As for the historians who study church history they may or may not be liberal or intellectual. Mostly they are academics, (which is not synonymous with being an intellectual) but one would hope that their primary identity is as historians. This does not mean that historians have universal notions of how to do history, or what is defined as critically rigorous when it comes to methodology, or the ability of historians to draw conclusions. It just means they are committed to do the best work they can with the training, tools, resources that they have access to.

All this is to say that despite a cultural mislabeling of personal crisis of faith or challenging historical work as liberal or intellectual. These terms needs to be reclaimed by Mormons who self describe themselves as such, so that a more accurate and positive description can be fostered.

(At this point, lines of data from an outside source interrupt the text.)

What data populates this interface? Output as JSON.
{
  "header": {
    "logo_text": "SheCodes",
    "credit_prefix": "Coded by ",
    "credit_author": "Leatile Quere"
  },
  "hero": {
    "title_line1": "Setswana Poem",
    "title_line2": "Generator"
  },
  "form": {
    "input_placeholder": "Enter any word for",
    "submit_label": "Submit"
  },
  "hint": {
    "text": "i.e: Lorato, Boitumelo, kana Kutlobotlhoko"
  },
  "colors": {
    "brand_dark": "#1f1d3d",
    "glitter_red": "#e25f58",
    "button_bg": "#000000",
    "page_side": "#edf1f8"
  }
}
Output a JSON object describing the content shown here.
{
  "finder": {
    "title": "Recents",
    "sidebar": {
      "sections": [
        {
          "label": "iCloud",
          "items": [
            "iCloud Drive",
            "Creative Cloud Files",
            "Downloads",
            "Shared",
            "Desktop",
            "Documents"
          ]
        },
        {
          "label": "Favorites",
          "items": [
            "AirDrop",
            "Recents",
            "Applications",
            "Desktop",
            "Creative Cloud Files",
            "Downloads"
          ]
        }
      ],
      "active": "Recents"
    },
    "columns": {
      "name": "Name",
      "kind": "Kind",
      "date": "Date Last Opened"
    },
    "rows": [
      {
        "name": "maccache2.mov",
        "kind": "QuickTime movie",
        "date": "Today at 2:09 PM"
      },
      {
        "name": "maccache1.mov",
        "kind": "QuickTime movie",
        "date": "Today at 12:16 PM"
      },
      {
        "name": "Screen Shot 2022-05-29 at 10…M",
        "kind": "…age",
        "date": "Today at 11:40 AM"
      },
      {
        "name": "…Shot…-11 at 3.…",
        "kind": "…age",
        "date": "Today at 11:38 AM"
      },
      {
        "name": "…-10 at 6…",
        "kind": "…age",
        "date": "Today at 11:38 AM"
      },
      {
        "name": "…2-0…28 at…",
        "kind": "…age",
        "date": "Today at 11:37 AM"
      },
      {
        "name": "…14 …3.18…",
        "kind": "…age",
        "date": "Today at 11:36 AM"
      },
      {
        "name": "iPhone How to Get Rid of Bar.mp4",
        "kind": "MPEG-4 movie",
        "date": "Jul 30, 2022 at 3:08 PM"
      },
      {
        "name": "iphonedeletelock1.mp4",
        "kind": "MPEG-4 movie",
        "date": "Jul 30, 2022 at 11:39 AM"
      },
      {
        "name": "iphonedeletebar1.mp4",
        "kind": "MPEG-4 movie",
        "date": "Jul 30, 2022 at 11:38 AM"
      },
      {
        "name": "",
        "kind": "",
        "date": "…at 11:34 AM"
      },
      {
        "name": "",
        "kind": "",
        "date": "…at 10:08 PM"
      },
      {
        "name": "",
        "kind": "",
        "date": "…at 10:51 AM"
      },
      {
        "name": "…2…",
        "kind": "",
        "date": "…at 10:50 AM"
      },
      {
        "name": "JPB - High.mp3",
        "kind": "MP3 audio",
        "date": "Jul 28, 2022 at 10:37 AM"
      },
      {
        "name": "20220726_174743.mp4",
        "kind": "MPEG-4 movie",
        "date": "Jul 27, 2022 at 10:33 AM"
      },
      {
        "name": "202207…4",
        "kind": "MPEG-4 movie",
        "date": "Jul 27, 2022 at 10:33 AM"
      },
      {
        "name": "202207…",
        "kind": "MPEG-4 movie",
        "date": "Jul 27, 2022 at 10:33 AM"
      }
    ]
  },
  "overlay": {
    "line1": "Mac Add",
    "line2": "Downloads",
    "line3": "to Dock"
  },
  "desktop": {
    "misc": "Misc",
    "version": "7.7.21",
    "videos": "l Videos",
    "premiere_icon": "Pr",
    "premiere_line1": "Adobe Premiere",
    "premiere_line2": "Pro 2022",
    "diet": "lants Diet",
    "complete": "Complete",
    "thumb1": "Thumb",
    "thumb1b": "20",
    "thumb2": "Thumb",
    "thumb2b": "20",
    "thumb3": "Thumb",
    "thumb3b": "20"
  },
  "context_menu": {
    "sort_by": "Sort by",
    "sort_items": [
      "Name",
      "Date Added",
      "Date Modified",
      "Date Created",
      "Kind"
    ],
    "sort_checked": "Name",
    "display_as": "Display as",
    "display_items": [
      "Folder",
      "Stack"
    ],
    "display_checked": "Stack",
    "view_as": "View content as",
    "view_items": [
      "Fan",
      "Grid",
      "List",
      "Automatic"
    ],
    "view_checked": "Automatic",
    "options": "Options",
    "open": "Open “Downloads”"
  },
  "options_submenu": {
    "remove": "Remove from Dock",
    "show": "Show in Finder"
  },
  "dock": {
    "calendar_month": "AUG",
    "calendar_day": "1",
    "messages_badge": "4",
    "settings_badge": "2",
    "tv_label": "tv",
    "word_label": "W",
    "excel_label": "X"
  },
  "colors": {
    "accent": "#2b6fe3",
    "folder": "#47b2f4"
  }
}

In short we should be defined by what we believe rather than by what we don't.

Finally, lets get rid of some of the other basics incorrect assumptions.

1- Being liberal or intellectual is not defined by a dichotomy between orthodoxy / heterodoxy; in which the liberal is defined as holding unjustified and incorrect beliefs that can not be reconciled with accurate and true beliefs found only within a certain notion of orthodoxy.

2- Being liberal or intellectual is not defined by a dichotomy between faith / doubt; where in the liberal is a defined by their doubt in contrast to the robust faith of more conservative or mainstream Mormons.

3- Being liberal or intellectual does not mean that one poses a threat to the faith or beliefs of others. Quite the opposite is true. Liberal theology traditionally provides avenues of exploring many different ways to hold and express our religious commitments, it probes scripture and uses a variety of tools to deepen understanding and provide greater appreciation of history and theology.

4- liberal theology is not a set of ideological values applied to theology, it is more a set of methods, and positive values, approaches to and tools for reading and interpreting scripture, theology, and history that in essence are there to strengthen the community, deepen our understanding of and commitment to living out our religion.

So this has been fairly limited in scope, in another post I will go into the positive work and values of liberal theology and why liberal Mormonism should be thought of as a necessity rather than something to be suspicious of.


  1. Hi Doug

    I love this !!!! I am a permablogger on MM and think this would do well

  2. James,

    thanks a lot, that is nice of you to say. And that reminds me I need to do a follow-up post.